Immunohistochemical analysis of GPR30 in rodent peripheral tissues. (A) GPR30-ir in rat pituitary is prominent in the nerve terminals of the neural (posterior) lobe (NL) and is present in most melanotrophs of the intermediate lobe (IL) (e.g. indicated by arrows). GPR30-ir is also found in scattered (∼50%) cells in the anterior pituitary (AP) lobe. Whether these represent endocrine cells (e.g. prolactotrophs and corticotrophs) was not determined. (B) High levels of GPR30-ir are present in the rat renal pelvis (RP), an extension of the ureter, with projections into the renal inner medulla (IM). (C) In the rat ovary, GPR30-ir is found mainly in the granulosa cells (G), with some staining of theca cells (T) of the developing follicle.
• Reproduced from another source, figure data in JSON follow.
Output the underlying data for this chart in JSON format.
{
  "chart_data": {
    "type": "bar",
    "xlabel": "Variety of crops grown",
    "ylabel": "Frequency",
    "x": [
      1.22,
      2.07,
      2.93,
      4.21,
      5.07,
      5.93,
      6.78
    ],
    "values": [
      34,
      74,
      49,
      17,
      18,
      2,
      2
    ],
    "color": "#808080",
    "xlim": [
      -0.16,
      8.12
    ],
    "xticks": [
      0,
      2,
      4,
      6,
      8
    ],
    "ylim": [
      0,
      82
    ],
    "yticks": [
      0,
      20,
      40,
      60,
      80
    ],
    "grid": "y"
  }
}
Scale bars, 400 μm in (B); 50 μm in (A and C).

Figure 7

In situ hybridisation of GPR30 mRNA in the rodent PVH, SON and pituitary gland: reversed image of emulsion dipped section of the rat PVH the GPR30 hybridisation grains appear white in the picture (A) (but black on the actual slide); the corresponding sense slide is absent of black GPR30 hybridisation grains (B); low-magnification photographs of film autoradiographic images of a slide mounted hypothalamic section hybridised with a GPR30 probe, with signal in the PVH and SON of the rat brain (C), and pituitary sections hybridised with a GPR30 probe in rat (D) and mouse (E) with intense signal in both intermediate lobes; emulsion dipped section of the mouse pituitary, hybridisation signal for GPR30 mRNA appears as black grains (E). 3V, Third ventricle; PVH, paraventricular nucleus; SON, supraoptic nucleus; AP, anterior pituitary; IL, intermediate lobe of the pituitary; NL, neural lobe of the pituitary. Scale bars, 1 mm in (C–E); 100 μm in (A and F); 50 μm in (B).

Figure 8

In situ hybridisation of GPR30 mRNA in rodent peripheral tissues: low-magnification photograph of a film autoradiographic image of a slide mounted, rat adrenal section hybridised with a GPR30 probe (A); emulsion dipped section of the mouse adrenal medulla-hybridisation signal for GPR30 mRNA appears as black grains on toluidine blue counterstained cells (B); low-magnification photograph of a film autoradiographic image of a slide mounted, rat kidney section hybridised with a GPR30 probe (C), with an absence of signal in the sense control (D); low-magnification photograph of a film autoradiographic image of a slide mounted, mouse ovary section hybridised with a GPR30 probe, with signal localised predominantly in the developing follicles (E), with an absence of signal in the sense control (F). AM, adrenal medulla; ZG, zona glomerulosa; RP, renal pelvis; IM, renal medulla; DF, developing follicle. Scale bars, 1 mm in (A and C–F); 25 μm in (B).